2. Juli, Cartagena
Cartagena trägt den zweifelhaften Glanz einer Kolonialhauptstadt auf den Hüften. Wie der welke Busen einer rüstigen, aber unwillig alternden Diva, hängt sie an der Küste Bolivars. Architektonische Schönheits-OPs kratzen an der Substanz der Zeit. Klunkerbehangen und blumenbedufted.
An der historischen Mauer, die beinahe die gesamte Altstadt umgibt, hat sich schon so mancher Pirat die rumzerschlissenen Zähne ausgebissen. 1741 wehrte General Blas de Lezo eine englische Flotte von 186 Schiffen ab. Man nannte ihn den halben Mann. In verschiedenen Kämpfen zuvor hatte er bereits ein Auge, einen Arm und ein Bein verloren. In diesem letzten Kampf verlor er sein zweites Bein und starb wenig später.

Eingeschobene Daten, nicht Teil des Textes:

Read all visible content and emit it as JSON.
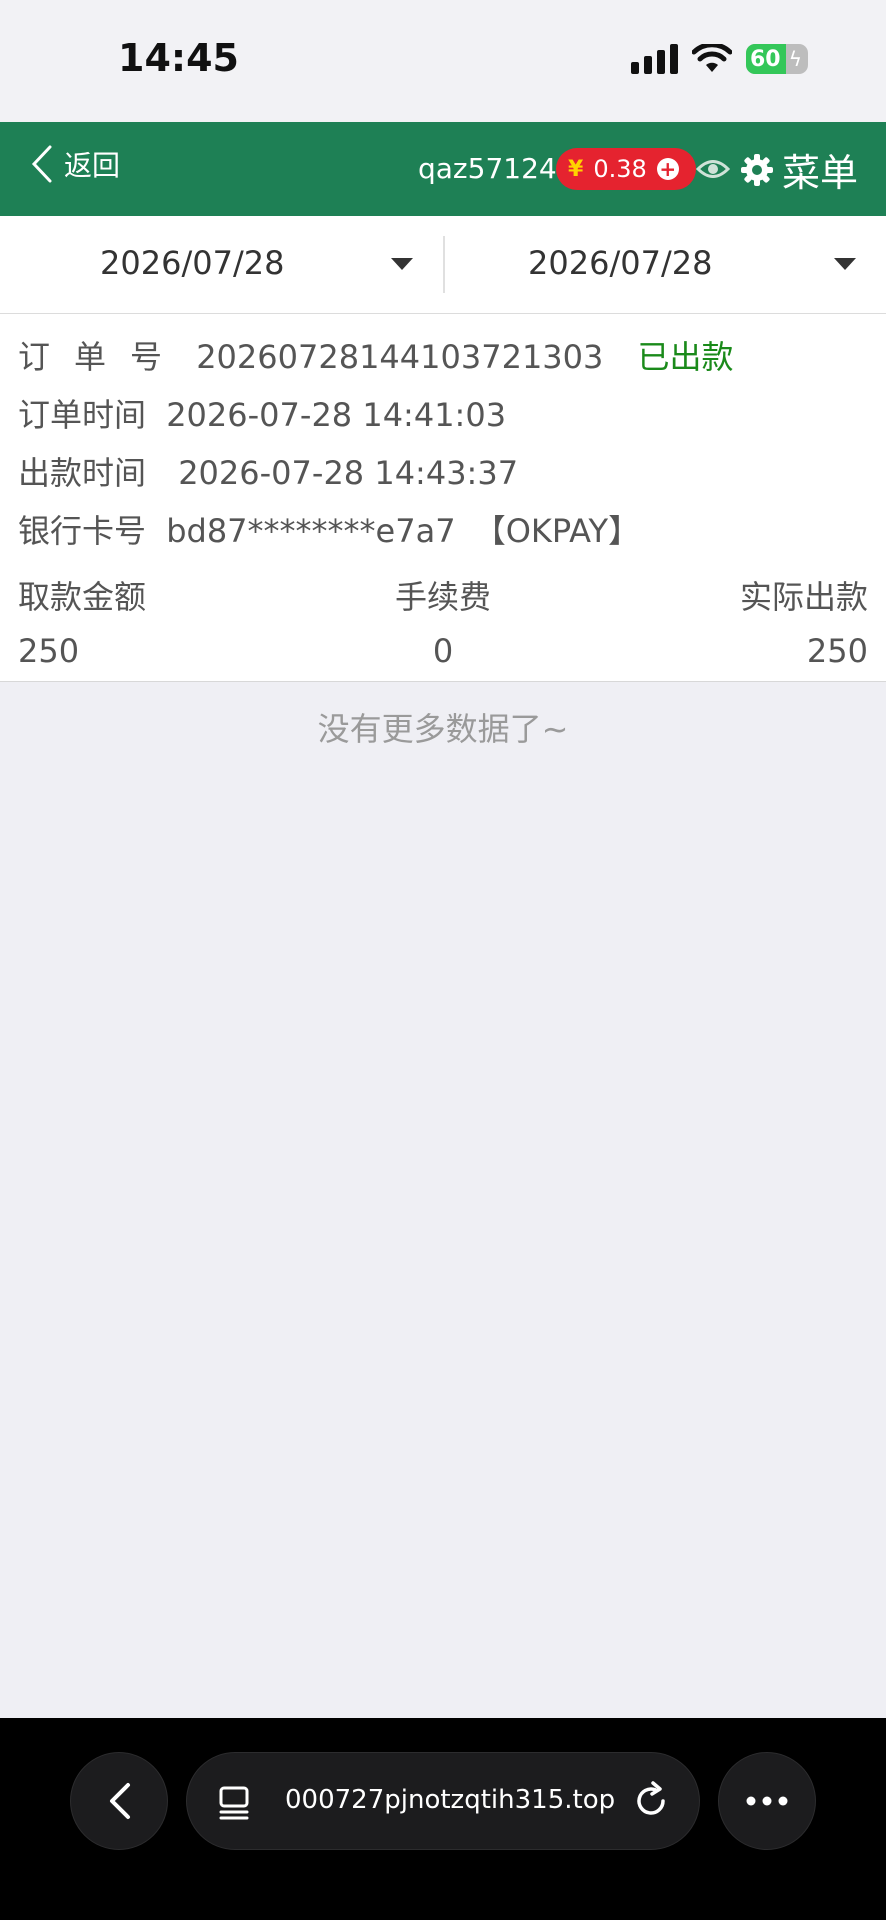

Heute spielt an gleicher Stätte das Konzert des Reisetourismus: Straßenverkäufer, Schlepper, Hotels, Süßigkeiten, Edelboutiken und Plastikimitate. Auf den Plätzen: bunte, glitzernde Irgendwasse, die summend in die Luft fliegen und wieder aufgefangen werden. Wer das mag oder wer darüber hinweg sehen kann, findet wundervoll bouganvillebehangene Gässchen. Die Häuser tragen Pasteltöne. Die Kirchentüren sind zu den Messen weit geöffnet. Abseits des Tourismus werden die Farben intensiver. Die Menschen sind zurückhaltender, ärmlicher, ehrlicher. Auf dem Plaza Trinidad wird Sonntags Zumba getanzt. Sie zeigen dort auch Filme, auf einer selbstaufgestellten Großbildleinwand und mit rasselndem Ton. Clowns treten auf, Kinder schießen auf Skateboards durch die Gegend, Mütter, Väter, Jugendliche allen Alters, sobald die Sonne untergeht, ist jeden Abend Straßenfest.

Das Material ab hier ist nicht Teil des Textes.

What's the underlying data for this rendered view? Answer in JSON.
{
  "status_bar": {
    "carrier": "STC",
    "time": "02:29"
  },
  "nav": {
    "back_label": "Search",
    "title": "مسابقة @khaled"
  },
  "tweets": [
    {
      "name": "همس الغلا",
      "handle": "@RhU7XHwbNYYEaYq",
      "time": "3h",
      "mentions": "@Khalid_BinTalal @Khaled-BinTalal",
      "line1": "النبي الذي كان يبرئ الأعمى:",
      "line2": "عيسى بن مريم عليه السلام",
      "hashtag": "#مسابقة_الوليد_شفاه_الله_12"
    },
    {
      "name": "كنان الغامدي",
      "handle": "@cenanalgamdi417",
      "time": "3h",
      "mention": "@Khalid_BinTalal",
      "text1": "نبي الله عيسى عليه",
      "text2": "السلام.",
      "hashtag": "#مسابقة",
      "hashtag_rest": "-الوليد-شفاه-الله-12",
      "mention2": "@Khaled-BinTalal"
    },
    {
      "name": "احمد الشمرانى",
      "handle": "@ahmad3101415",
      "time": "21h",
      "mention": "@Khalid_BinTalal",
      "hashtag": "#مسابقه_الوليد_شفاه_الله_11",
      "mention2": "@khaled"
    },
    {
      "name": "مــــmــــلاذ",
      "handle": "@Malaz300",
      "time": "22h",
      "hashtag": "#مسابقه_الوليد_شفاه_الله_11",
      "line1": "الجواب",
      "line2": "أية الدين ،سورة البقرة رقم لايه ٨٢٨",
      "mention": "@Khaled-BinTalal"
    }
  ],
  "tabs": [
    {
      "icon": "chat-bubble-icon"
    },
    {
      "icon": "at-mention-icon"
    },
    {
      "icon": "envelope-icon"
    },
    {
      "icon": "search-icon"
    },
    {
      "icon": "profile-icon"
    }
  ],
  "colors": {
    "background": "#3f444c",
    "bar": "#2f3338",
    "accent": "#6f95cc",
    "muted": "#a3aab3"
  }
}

Hinter der Brücke der Hafen: Yachten, Hotels, allabendliche Workout-Sessions der Betuchten. Am Wegesrand stehen Banos Caninos, viereckige, reich bepflanzte Sandkästen, die zwar nicht ihrem Zweck gemäß genutzt werden, aber ob ihres Nicht-Gebrauchs sehr schön anzusehen sind.
Ein paar Meter weiter liegt das Arbeiterviertel Manga, wo die Imbissbuden von Hand gezogen werden und endlich auf den Straßen Fußball gespielt wird. Die Musik dringt laut durch offene Fenster. Eine weiß getünchte, spärlich mit Graffiti beschmierte Mauer schottet das Viertel vom dahinter liegenden Containerterminal ab.
In meinen zehn Tagen in Cartagena verlasse ich, von den täglichen Einkäufen im Supermarkt abgesehen, nur zwei Mal das Schiff. Zu weit ist der Weg zwischen Boot und Mole. Zu müde die Augen, zu faul die Haut. Wir hämmern und schleifen den Rost aus den Wänden, streichen und ätzen den Dreck aus dem Deck, dann duschen wir und schwitzen die Metallsplitter aus unserer Haut. Meine Unterarme sind übersäuert, mein Bettlaken ist rostgefärbt.
Doch Cartagena ist auch von weitem schön anzusehen. Die welke Frau weiß sich zu betten.
Bei Nacht, wenn die Kräne im Containerterminal zu leuchten beginnen, wenn die Hochhäuser von Boccagrande Augen bekommen und die Partycruiser unter schmalziger Musik in die Sterne fahren. Dann liege ich auf dem Oberdeck auf einer blauen Matratze, die an meinem Körper klebt, eine Mütze über der Stirn gegen die Helligkeit, Kopfhörer in den Ohren gegen die Lautstärke und kann auf eine angenehme Weise nicht schlafen.